Containers out of sights of newest round of US tariffs

Intermdoal rail.

Containers were one of only five items among the original 284 items granted a reprieve by the US working group consisting of nearly a dozen federal agencies. Photo credit: Shutterstock.com.

Cargo owners will no longer have to worry about a 25 percent tariff on shipping containers in an escalating trade war with China after an interagency committee decided to remove the item from the final list.

Containers were one of only five items among the original 284 items granted a reprieve by the working group consisting of nearly a dozen federal agencies. The shipping industry took an active approach to persuade policymakers to exempt the item because of the ramifications across the entire supply chain.

Representatives from J.B. Hunt Transport Services and Schneider National testified how there are not any US manufacturers of 53-foot intermodal domestic containers, therefore Chinese manufacturers don’t harm any existing US businesses. They warned lawmakers that raising prices on containers would trickle down to shippers through freight invoices.

“Almost all US companies that ship from any volume of product, such as retailers and manufacturers, use intermodal transportation. An increase in freight prices caused by these proposed tariffs will reverberate through the US economy and will be felt by manufacturers, retailers, and eventually consumers,” testified Kent Delozier, director of maintenance for J.B. Hunt, during a July 25 hearing.

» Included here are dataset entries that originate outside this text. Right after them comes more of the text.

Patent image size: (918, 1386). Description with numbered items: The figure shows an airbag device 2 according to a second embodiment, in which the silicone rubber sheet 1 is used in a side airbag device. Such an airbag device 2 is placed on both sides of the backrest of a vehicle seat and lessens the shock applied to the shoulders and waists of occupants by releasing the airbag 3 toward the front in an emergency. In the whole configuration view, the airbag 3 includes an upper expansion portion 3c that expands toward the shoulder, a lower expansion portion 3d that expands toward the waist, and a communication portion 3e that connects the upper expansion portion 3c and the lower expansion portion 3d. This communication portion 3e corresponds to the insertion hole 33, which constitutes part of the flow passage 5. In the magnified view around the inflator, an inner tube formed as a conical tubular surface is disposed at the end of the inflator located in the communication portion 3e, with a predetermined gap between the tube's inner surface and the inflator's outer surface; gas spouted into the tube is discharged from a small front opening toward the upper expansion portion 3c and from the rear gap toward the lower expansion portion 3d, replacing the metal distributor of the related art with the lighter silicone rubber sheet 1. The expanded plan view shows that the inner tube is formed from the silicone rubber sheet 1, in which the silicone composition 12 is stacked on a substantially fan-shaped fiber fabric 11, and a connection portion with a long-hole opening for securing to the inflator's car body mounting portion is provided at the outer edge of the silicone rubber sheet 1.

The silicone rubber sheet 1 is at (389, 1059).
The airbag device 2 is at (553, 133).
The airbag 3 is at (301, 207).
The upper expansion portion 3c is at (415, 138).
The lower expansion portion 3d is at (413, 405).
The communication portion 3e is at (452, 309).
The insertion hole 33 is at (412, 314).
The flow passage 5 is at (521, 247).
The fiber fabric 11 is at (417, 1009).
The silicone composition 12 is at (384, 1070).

Tariff would simply add to 'end consumer' costs

“Adding for a predictive growth of 7 percent, 21,000 53-foot containers will be added in 2018 assuming the average price of $12,000. The imposition of a 25 percent tariff would cost the industry $64 million in additional capital annually and about $370 million in capital over a five-year period,” said Daniel Drella, Schneider’s director of intermodal safety. “All these increased costs in some manner would be passed along to the end consumer, further exacerbating economic inflation.”

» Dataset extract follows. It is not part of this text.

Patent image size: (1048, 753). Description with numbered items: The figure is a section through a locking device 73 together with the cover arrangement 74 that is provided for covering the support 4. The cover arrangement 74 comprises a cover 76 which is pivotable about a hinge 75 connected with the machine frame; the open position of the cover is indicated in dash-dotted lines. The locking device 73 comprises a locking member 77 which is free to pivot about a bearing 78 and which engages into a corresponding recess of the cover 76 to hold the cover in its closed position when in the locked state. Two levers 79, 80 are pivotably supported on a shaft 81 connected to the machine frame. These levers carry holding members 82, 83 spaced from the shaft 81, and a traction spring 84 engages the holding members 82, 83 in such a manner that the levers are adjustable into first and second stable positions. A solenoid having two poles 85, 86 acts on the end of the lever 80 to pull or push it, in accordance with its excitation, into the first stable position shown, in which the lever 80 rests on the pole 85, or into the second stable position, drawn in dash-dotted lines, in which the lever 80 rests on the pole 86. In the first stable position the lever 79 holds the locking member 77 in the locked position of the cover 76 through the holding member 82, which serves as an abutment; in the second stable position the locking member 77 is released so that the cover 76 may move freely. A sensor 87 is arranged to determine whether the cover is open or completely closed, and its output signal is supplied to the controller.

Finally, a common theme among those testifying was the design of a shipping container: a rudimentary steel box. The Trump administration also aims to curtail China’s intellectual property theft of US proprietary technology.

“To put it bluntly, marine containers are about as low tech as it gets,” said Mark DePasquale, CEO of the National Portable Storage Association. The group testified because there is a lucrative US market for 20-foot and 40-foot international containers as storage. Ocean carriers sell their boxes when they purchase newer units, a thriving secondary market.

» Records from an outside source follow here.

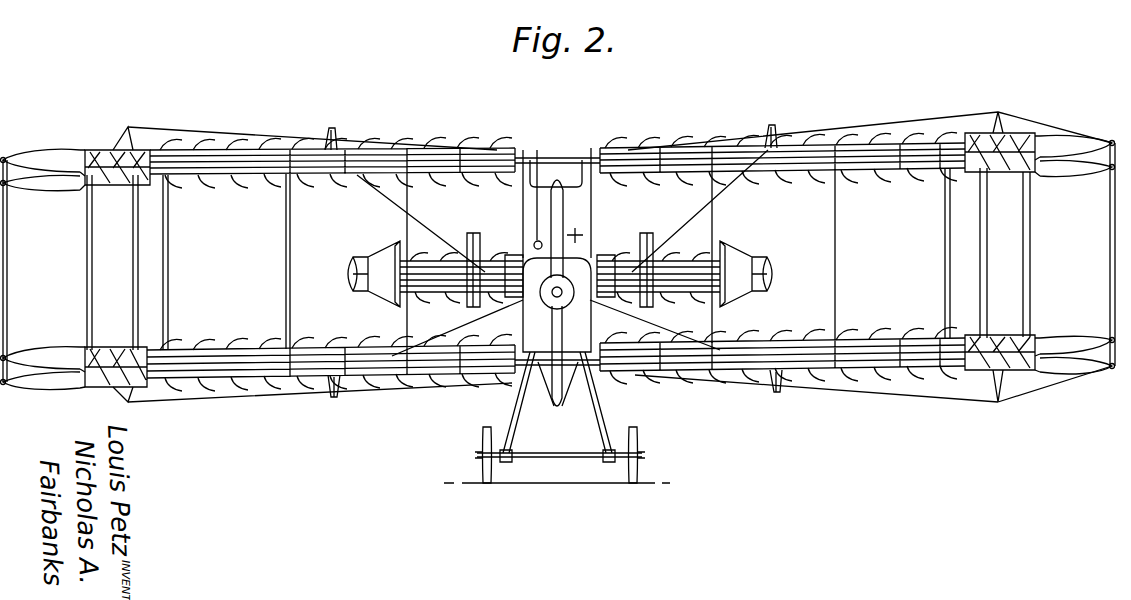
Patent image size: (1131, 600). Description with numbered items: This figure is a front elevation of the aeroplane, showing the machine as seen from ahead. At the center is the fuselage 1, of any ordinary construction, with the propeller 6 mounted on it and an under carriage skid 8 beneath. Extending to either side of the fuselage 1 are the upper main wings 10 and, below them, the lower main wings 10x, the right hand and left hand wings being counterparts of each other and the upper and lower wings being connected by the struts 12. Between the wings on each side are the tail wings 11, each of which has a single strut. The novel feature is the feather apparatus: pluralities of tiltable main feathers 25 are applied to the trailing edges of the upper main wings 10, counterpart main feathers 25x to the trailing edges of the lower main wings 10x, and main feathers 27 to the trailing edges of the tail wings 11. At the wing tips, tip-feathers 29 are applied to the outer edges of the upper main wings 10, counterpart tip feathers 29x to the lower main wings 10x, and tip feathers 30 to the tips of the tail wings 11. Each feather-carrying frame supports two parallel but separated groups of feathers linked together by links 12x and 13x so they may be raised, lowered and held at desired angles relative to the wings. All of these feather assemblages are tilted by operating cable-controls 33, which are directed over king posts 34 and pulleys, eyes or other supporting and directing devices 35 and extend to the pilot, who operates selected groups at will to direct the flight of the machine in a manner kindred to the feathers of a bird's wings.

The fuselage 1 is at (557, 250).
The propeller 6 is at (558, 411).
The under carriage skid 8 is at (597, 398).
The upper main wings 10 is at (394, 152).
The lower main wings 10x is at (401, 376).
The tail wings 11 is at (435, 258).
The struts 12 is at (170, 270).
The links 12x is at (8, 262).
The links 13x is at (352, 273).
The main feathers 25 is at (462, 143).
The main feathers 25x is at (240, 342).
The main feathers 27 is at (481, 240).
The tip-feathers 29 is at (58, 150).
The tip feathers 29x is at (60, 388).
The tip feathers 30 is at (365, 262).
The operating cable-controls 33 is at (205, 131).
The king posts 34 is at (338, 136).
The supporting and directing devices 35 is at (128, 126).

China International Marine Containers and Singamas Container Holdings — the two largest manufacturers worldwide — scored a win and can refocus their efforts on surging demand for 53-foot containers because intermodal volumes are rising amid tight truckload capacity.

Schneider announced on an Aug. 2 earnings call that it received 1,500 new containers in the second quarter and surpassed 20,000 boxes overall. Another 2,000 to 2,500 containers are due to be added before the end of September.